Kelly argued this comes down to Americans supporting candidates who support “background checks” and “safer communities”, but King lamented many Americans (read: Republicans) oppose that and thus they “think it’s okay to kill kids at school.”

A search of the NewsBusters archives revealed over a dozen examples of King calling for some form of gun control or casting vile aspersions on the American people.

The most vile example came in May 2022 after the slaughter inside Uvalde Elementary School when she smeared millions by saying certain “people just don’t want to do what needs to be done” to remove “assault rifles” from our country because “nobody needs” one and stop “blam[ing] [shootings] on the mental health” (click “expand”):

[T]here is something that can be done. People just don’t want to do what needs to be done. There is — I don’t even know how we can continue to watch this happen time after time after time, and say that it’s okay for these assault rifles to be on the streets, and now blame it on mental health. I don’t care who you are. Nobody needs an assault rifle in this country, unless you are a trained professional. It just doesn’t make any sense. So when we say there’s nothing we can do, that’s just not true and the pain that that man felt, I saw him say, you know, she was such a good girl. You know, she brushed her teeth every day. I mean, that was such a relatable, and such a thing that as parents, we all know, when we all rejoice. This pain is too much. This pain is too much. And we keep hearing this, too. Maybe this will be the time, maybe this will be the time. I have to keep holding onto that.

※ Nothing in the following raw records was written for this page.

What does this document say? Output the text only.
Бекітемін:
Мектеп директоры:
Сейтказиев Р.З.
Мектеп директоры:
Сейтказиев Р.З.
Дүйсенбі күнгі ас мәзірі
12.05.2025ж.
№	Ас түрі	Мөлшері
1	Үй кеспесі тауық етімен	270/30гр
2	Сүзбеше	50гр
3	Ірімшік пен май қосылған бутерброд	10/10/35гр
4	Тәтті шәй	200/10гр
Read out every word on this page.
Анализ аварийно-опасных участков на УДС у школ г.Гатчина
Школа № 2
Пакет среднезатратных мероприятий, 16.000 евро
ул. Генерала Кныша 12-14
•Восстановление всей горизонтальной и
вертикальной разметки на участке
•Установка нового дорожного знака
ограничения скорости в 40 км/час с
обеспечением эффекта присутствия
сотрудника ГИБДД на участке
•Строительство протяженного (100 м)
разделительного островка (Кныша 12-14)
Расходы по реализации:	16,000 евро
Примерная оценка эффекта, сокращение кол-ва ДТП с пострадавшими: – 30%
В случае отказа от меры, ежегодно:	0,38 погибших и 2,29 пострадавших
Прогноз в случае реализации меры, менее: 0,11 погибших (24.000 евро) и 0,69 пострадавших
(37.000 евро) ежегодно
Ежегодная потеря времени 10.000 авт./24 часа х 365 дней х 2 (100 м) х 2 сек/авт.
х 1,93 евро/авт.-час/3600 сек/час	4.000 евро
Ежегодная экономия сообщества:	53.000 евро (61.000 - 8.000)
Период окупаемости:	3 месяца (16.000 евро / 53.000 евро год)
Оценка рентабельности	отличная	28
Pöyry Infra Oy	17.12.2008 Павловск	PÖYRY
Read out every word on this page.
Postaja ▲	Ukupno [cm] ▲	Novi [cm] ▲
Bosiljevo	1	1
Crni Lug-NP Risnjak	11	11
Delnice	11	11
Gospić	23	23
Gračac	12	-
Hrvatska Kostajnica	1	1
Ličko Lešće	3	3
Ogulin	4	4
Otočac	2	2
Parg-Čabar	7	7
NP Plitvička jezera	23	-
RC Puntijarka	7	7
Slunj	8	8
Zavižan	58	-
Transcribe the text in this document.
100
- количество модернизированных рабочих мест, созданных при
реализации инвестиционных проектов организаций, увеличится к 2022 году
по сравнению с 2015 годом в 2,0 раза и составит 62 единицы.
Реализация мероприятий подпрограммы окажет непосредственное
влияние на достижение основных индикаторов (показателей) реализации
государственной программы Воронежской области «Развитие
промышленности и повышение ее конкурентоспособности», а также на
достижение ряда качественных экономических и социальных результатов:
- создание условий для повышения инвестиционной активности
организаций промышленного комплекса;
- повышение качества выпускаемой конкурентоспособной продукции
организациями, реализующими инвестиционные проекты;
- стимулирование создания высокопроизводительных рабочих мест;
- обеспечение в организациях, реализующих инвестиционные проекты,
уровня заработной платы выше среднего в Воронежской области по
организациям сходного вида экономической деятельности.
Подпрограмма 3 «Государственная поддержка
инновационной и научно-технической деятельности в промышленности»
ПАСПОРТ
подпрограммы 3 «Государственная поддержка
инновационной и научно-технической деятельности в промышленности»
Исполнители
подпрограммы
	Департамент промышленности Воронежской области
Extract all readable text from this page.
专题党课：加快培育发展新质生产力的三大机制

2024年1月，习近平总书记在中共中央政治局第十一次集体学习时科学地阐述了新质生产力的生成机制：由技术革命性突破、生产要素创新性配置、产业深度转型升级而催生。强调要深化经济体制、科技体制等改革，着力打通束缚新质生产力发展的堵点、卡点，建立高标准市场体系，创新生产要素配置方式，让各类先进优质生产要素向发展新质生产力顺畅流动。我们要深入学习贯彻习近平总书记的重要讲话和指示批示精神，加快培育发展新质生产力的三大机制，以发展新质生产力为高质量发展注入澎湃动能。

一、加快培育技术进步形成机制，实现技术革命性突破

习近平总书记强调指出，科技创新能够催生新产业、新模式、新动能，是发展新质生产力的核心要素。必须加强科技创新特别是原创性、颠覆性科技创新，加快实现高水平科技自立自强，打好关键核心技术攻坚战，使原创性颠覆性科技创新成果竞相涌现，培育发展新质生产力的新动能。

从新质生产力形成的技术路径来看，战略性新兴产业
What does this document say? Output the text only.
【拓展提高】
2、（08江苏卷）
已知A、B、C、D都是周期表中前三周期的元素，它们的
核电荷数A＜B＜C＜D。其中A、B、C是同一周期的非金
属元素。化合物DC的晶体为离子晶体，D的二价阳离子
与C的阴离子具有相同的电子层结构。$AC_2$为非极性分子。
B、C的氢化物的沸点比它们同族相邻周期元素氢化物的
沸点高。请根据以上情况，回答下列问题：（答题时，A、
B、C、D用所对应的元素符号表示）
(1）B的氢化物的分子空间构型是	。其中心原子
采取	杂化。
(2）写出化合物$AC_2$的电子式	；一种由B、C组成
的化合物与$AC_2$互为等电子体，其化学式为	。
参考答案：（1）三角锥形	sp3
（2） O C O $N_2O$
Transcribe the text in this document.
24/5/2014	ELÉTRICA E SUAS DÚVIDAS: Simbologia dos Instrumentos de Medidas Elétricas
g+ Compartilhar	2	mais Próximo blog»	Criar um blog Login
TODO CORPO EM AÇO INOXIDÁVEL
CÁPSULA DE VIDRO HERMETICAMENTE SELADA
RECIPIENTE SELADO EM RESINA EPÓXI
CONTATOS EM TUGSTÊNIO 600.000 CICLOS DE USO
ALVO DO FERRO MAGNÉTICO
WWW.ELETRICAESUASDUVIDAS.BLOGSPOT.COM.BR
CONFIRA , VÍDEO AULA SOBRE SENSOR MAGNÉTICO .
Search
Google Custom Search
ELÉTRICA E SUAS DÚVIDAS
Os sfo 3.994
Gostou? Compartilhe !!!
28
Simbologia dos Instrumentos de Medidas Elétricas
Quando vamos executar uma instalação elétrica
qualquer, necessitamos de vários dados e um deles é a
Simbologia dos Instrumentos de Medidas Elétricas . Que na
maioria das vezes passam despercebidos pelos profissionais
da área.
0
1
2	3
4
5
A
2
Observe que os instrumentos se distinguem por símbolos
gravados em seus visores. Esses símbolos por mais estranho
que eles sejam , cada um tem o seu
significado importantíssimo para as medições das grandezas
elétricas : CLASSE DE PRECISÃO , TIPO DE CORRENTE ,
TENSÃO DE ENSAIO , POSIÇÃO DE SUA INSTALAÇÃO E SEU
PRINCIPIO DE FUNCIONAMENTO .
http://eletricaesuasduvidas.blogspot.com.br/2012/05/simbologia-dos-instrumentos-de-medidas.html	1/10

In May 2023, King lectured Senator Bill Cassidy (R-LA) that “it’s no longer a matter if” you’ll become a mass shooting victim, but “a matter of when” and falsely claimed “guns are still the leading cause of death for children.”

A month and a half earlier, King claimed after the Covenant School shooting that the country would be better off if Republicans banned “assault rifles” instead of “banning books”.

“I’ve come to the point, and it’s difficult to think that, that we live in a country where, apparently, we value guns over children. We value guns over the lives of fellow human beings,” she exclaimed.

Rewinding to 2022, King said on at least three occasions (here, here, and here) that the Second Amendment was only intended for muskets, thus claiming (and falsely so) that the Constitution allows for Congress to outright ban all sorts of firearms.

On May 25, 2022, she huffed she was convinced “when the Founding Fathers wrote that they were talking about muskets” and thus would support her calls to ban “assault rifles.” This has been such a long-held view of hers we found her as having said this back in 2015. That time, she claimed too many people own….AK-47s.

She’s made all kinds of other arguments in her time at CBS in the AM. In 2013, she questioned whether gun manufacturers put profits over “human lives”. Two years later, she blasted then-Governor Chris Christie (R-NJ) for opposing her style of gun control despite being a father. By December 2015, she claimed (vague) gun control measures would prevent mass shootings. And, in March 2019, she suggested the U.S. take New Zealand’s approach of mandatory, mass gun confiscation.